Os especialistas alertam que um sistema como aquele que propõem o Governo e as comunidades autónomas só poderá ter uma eficácia limitada para controlar o risco de contágio [do novo coronavírus], sendo especialmente ineficaz quando o número de alunos no seu núcleo é tão elevado”.

No Outono, escolas podem voltar a encerrar

Os investigadores notam que se houver uma pessoa infectada nesse grupo ou turma há um risco automático para todo o grupo, pelo que qualquer situação semelhante poderá resultar no encerramento da própria escola. Por isso, explicam que é necessário ter em conta possíveis cenários de contágio numa escola, assim como a possibilidade de leccionar aulas ao ar livre.

Os especialistas alertam ainda para problemas existentes de planificação do regresso às escolas, “uma vez que até ao momento trata-se maioritariamente de declarações bem-intencionadas, mas que carecem do detalhe necessário para se converterem numa planificação útil”, explicam em comunicado, acrescentando que o principal problema está no facto de as previsões se centrarem no regresso às aulas presenciais sem terem em conta os recursos necessários para garantir a manutenção das aulas. Neste sentido, os investigadores prevêem que, no Outono, voltem a encerrar muitas escolas em Espanha e apelam às autoridades educativas que preparem um plano alternativo caso isso aconteça e que programem um sistema de aulas presenciais com mais rigor, sem pôr de parte a possibilidade do ensino à distância e online, caso venha a ser necessário.

Os autores referem ainda que os especialistas em educação consultados recomendam que as escolas definam um horário para as aulas online, que devem replicar parcialmente as aulas presenciais — embora sublinhem que deve haver uma base comum que sustente as estratégias de ensino dos vários estabelecimentos de ensino do país.

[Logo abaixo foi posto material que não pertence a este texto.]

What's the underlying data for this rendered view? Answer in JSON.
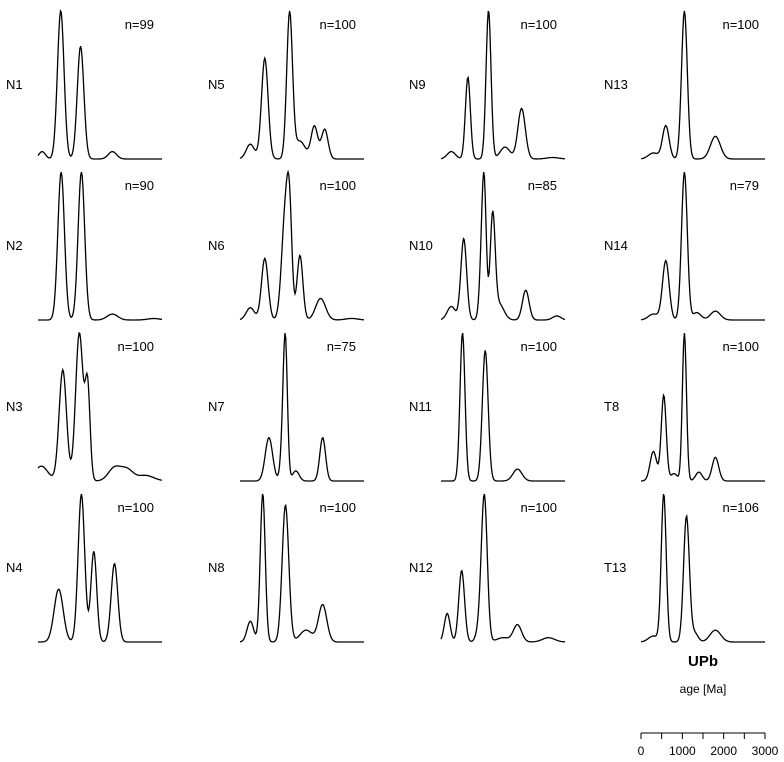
{
  "chart_data": {
    "type": "line",
    "title": "UPb",
    "xlabel": "age [Ma]",
    "x_ticks": [
      "0",
      "1000",
      "2000",
      "3000"
    ],
    "xlim": [
      0,
      3000
    ],
    "panels": [
      {
        "name": "N1",
        "n": "n=99",
        "peaks": [
          [
            100,
            80,
            0.05
          ],
          [
            550,
            80,
            1.0
          ],
          [
            1030,
            80,
            0.76
          ],
          [
            1800,
            100,
            0.05
          ]
        ]
      },
      {
        "name": "N2",
        "n": "n=90",
        "peaks": [
          [
            560,
            80,
            1.0
          ],
          [
            1050,
            80,
            1.0
          ],
          [
            1800,
            130,
            0.04
          ],
          [
            2800,
            150,
            0.01
          ]
        ]
      },
      {
        "name": "N3",
        "n": "n=100",
        "peaks": [
          [
            80,
            160,
            0.08
          ],
          [
            600,
            90,
            0.6
          ],
          [
            1000,
            90,
            0.8
          ],
          [
            1200,
            60,
            0.5
          ],
          [
            1850,
            150,
            0.07
          ],
          [
            2150,
            150,
            0.06
          ],
          [
            2600,
            200,
            0.03
          ]
        ]
      },
      {
        "name": "N4",
        "n": "n=100",
        "peaks": [
          [
            500,
            110,
            0.35
          ],
          [
            1050,
            80,
            0.98
          ],
          [
            1350,
            70,
            0.6
          ],
          [
            1850,
            80,
            0.52
          ]
        ]
      },
      {
        "name": "N5",
        "n": "n=100",
        "peaks": [
          [
            250,
            100,
            0.1
          ],
          [
            600,
            80,
            0.68
          ],
          [
            1200,
            70,
            0.98
          ],
          [
            1450,
            130,
            0.12
          ],
          [
            1800,
            80,
            0.22
          ],
          [
            2050,
            80,
            0.2
          ]
        ]
      },
      {
        "name": "N6",
        "n": "n=100",
        "peaks": [
          [
            250,
            100,
            0.08
          ],
          [
            600,
            80,
            0.4
          ],
          [
            1100,
            90,
            0.7
          ],
          [
            1200,
            60,
            0.5
          ],
          [
            1450,
            70,
            0.42
          ],
          [
            1950,
            120,
            0.14
          ],
          [
            2700,
            150,
            0.01
          ]
        ]
      },
      {
        "name": "N7",
        "n": "n=75",
        "peaks": [
          [
            700,
            90,
            0.3
          ],
          [
            1050,
            60,
            0.3
          ],
          [
            1100,
            50,
            0.8
          ],
          [
            1350,
            80,
            0.07
          ],
          [
            2000,
            70,
            0.3
          ]
        ]
      },
      {
        "name": "N8",
        "n": "n=100",
        "peaks": [
          [
            250,
            80,
            0.14
          ],
          [
            550,
            60,
            1.0
          ],
          [
            1100,
            80,
            0.92
          ],
          [
            1600,
            150,
            0.08
          ],
          [
            2000,
            100,
            0.25
          ]
        ]
      },
      {
        "name": "N9",
        "n": "n=100",
        "peaks": [
          [
            250,
            100,
            0.05
          ],
          [
            650,
            60,
            0.55
          ],
          [
            1150,
            60,
            1.0
          ],
          [
            1550,
            120,
            0.08
          ],
          [
            1950,
            90,
            0.34
          ],
          [
            2700,
            150,
            0.01
          ]
        ]
      },
      {
        "name": "N10",
        "n": "n=85",
        "peaks": [
          [
            250,
            100,
            0.1
          ],
          [
            550,
            70,
            0.6
          ],
          [
            1000,
            60,
            0.5
          ],
          [
            1050,
            50,
            0.7
          ],
          [
            1250,
            60,
            0.75
          ],
          [
            1400,
            120,
            0.12
          ],
          [
            2050,
            80,
            0.22
          ],
          [
            2800,
            100,
            0.03
          ]
        ]
      },
      {
        "name": "N11",
        "n": "n=100",
        "peaks": [
          [
            520,
            60,
            1.0
          ],
          [
            1070,
            70,
            0.88
          ],
          [
            1850,
            110,
            0.08
          ]
        ]
      },
      {
        "name": "N12",
        "n": "n=100",
        "peaks": [
          [
            150,
            70,
            0.2
          ],
          [
            500,
            70,
            0.5
          ],
          [
            950,
            80,
            0.12
          ],
          [
            1050,
            70,
            0.98
          ],
          [
            1500,
            150,
            0.03
          ],
          [
            1850,
            100,
            0.12
          ],
          [
            2600,
            150,
            0.03
          ]
        ]
      },
      {
        "name": "N13",
        "n": "n=100",
        "peaks": [
          [
            300,
            120,
            0.04
          ],
          [
            600,
            80,
            0.22
          ],
          [
            1050,
            70,
            0.98
          ],
          [
            1800,
            120,
            0.15
          ]
        ]
      },
      {
        "name": "N14",
        "n": "n=79",
        "peaks": [
          [
            300,
            120,
            0.04
          ],
          [
            600,
            80,
            0.4
          ],
          [
            1050,
            70,
            1.0
          ],
          [
            1350,
            100,
            0.05
          ],
          [
            1800,
            120,
            0.06
          ]
        ]
      },
      {
        "name": "T8",
        "n": "n=100",
        "peaks": [
          [
            300,
            80,
            0.2
          ],
          [
            550,
            60,
            0.58
          ],
          [
            800,
            80,
            0.05
          ],
          [
            1050,
            50,
            1.0
          ],
          [
            1400,
            80,
            0.06
          ],
          [
            1800,
            80,
            0.16
          ]
        ]
      },
      {
        "name": "T13",
        "n": "n=106",
        "peaks": [
          [
            300,
            120,
            0.04
          ],
          [
            550,
            60,
            1.0
          ],
          [
            1100,
            70,
            0.85
          ],
          [
            1300,
            80,
            0.06
          ],
          [
            1800,
            130,
            0.08
          ]
        ]
      }
    ]
  }
}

Quanto ao ensino superior, o Ministério das Universidades espanhol propôs um modelo distinto do apresentado pelo Ministério da Educação para o regresso às aulas em Setembro, cujo “sistema de turnos rotativos seria provavelmente mais viável nas escolas e institutos do que nas aulas universitárias”, assinalam.

Os especialistas da Universidade de Granada calcularam ainda o número de estudantes que poderiam participar numa aula universitária, caso se respeitem as distâncias previstas nas normas do Ministério da Educação. “Por exemplo, uma sala de aula com 92 lugares com mesas fixas permitiria acolher apenas entre 16 e 24 estudantes para garantir a distância de segurança de 1,5 metros. Com um número tão reduzido de estudantes na sala de aula, a sugestão do Ministério de gravar a aula em directo para os alunos que não estão presentes parece tecnologicamente mais complicada, e menos eficaz, do que uma gravação de maior qualidade e personalizada num cenário online”, defendem.

Segundo dados do Ministério da Educação espanhol citados pelo diário El País, a reabertura das escolas implicará o regresso de 1,7 milhões de alunos ao ensino pré-escolar, 2,9 milhões às escolas primárias, dois milhões ao ensino secundário obrigatório e cerca de 600 mil ao Bachillerato (a partir dos 16 anos). Ao mesmo jornal, Alberto Aragón sublinha que o Governo espanhol e as comunidades autónomas devem delinear “planos mais rigorosos” e decidir “se se vão contratar mais docentes, que espaços alternativos se poderão utilizar ou, por exemplo, se se vão disponibilizar computadores aos estudantes”.

Os investigadores da Universidade de Granada analisaram também os planos de reabertura das escolas em países como a Dinamarca e Israel. Alberto Aragón sublinha que, no caso da Dinamarca, as turmas têm agora apenas dez alunos, podendo dirigir-se ao recreio apenas em grupos de cinco e com uma organização temporal e espacial que minimiza o contacto (e o risco de contágio) entre as crianças, com o especialista a destacar “uma boa planificação e recursos suficientes” para a colocar em prática. Por outro lado, no caso de Israel, que adoptou um plano de regresso às escolas semelhante ao previsto para Espanha, “nos primeiros dois ou três dias tiveram que encerrar cem escolas”.